The bottom line is that the Basque people are, after all, pretty much the same as other Western Europeans. But their protracted isolation strengthened some slight differences, because of “scarce gene flow” starting in the Iron Age.
“We find no influences from North Africa which are appreciated in most populations of the Iberian Peninsula, and neither do we find traces of other migrations such as the Romans,” Comas stated.
Isolated inbred populations famously tend to develop unique characteristics, which doesn’t mean they aren’t found anywhere else in humanity, just that they are more common in that group. Ashkenazi Jews, for instance, are famed for certain genetic diseases such as Tay-Sachs syndrome; Mizrahi Jews may suffer from a lesser-known allergy to fava beans. The Jews were culturally isolated, relatively speaking, which explains both sets of conditions.

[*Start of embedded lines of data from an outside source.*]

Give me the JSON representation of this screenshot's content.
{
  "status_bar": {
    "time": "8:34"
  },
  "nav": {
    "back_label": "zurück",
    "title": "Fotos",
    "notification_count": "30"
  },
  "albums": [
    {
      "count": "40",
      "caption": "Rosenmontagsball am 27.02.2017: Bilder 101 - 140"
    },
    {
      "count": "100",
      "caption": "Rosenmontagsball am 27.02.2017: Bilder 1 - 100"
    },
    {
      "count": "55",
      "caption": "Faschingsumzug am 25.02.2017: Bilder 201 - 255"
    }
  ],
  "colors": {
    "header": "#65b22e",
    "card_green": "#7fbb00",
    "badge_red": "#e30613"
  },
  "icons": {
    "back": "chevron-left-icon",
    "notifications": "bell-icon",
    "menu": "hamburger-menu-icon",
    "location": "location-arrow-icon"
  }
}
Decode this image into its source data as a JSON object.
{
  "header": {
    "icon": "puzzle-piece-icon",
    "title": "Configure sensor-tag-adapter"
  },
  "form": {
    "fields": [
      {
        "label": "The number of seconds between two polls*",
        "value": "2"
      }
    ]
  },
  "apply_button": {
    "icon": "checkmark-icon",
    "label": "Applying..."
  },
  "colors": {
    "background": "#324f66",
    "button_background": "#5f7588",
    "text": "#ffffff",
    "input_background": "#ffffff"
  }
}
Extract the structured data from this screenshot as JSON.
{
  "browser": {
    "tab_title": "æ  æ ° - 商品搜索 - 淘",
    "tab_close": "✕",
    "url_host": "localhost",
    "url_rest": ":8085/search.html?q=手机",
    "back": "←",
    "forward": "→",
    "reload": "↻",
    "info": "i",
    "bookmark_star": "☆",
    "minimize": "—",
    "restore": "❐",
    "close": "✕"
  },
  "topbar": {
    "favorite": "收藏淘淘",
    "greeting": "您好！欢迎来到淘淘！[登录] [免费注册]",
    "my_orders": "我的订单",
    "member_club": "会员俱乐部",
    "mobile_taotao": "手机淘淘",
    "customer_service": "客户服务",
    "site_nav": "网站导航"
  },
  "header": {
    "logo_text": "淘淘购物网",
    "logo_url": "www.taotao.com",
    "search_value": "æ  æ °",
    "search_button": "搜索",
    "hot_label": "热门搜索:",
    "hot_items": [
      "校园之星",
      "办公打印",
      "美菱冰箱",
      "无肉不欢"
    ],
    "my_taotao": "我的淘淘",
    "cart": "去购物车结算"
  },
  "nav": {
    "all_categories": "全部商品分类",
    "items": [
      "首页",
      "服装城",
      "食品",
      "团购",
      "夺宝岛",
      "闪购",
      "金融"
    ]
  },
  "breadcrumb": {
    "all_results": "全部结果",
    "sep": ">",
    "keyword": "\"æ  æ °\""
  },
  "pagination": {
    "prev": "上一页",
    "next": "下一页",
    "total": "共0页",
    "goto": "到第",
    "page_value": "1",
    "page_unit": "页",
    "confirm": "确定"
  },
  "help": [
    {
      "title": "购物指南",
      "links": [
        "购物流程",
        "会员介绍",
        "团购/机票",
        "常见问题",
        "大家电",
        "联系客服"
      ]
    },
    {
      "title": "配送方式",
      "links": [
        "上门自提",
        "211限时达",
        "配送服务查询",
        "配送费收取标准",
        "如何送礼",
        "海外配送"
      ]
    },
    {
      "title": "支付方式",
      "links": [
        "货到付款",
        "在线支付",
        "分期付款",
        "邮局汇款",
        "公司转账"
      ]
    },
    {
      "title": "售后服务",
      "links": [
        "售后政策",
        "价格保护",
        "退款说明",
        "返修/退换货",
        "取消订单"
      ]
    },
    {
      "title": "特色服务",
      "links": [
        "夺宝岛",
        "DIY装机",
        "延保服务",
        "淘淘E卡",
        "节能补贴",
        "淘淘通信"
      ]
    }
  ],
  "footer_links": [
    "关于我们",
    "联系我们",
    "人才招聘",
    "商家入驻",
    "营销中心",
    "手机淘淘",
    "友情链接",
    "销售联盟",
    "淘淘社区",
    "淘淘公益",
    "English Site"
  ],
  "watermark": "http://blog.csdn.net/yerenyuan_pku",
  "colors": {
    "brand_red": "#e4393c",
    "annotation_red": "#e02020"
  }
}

The Basques seem to have been marked, since the Iron Age, by both geographic and cultural isolation, including, to a degree, from each other. Their acknowledged genetic traits include a high frequency of blood group O and the near-complete absence of group B, as well as a high frequency of Rh-negative blood.
We merely add as an aside that the geographic challenges of Basque country led to speculation that it was always off the beaten path, including in prehistory. Stone Age sites had been found in the mountains, but it was only recently discovered that the Paleolithic residents of the Pyrenees also – like their counterparts in lower altitudes – widely engaged in art. It just wasn’t preserved as well as their ancient language was.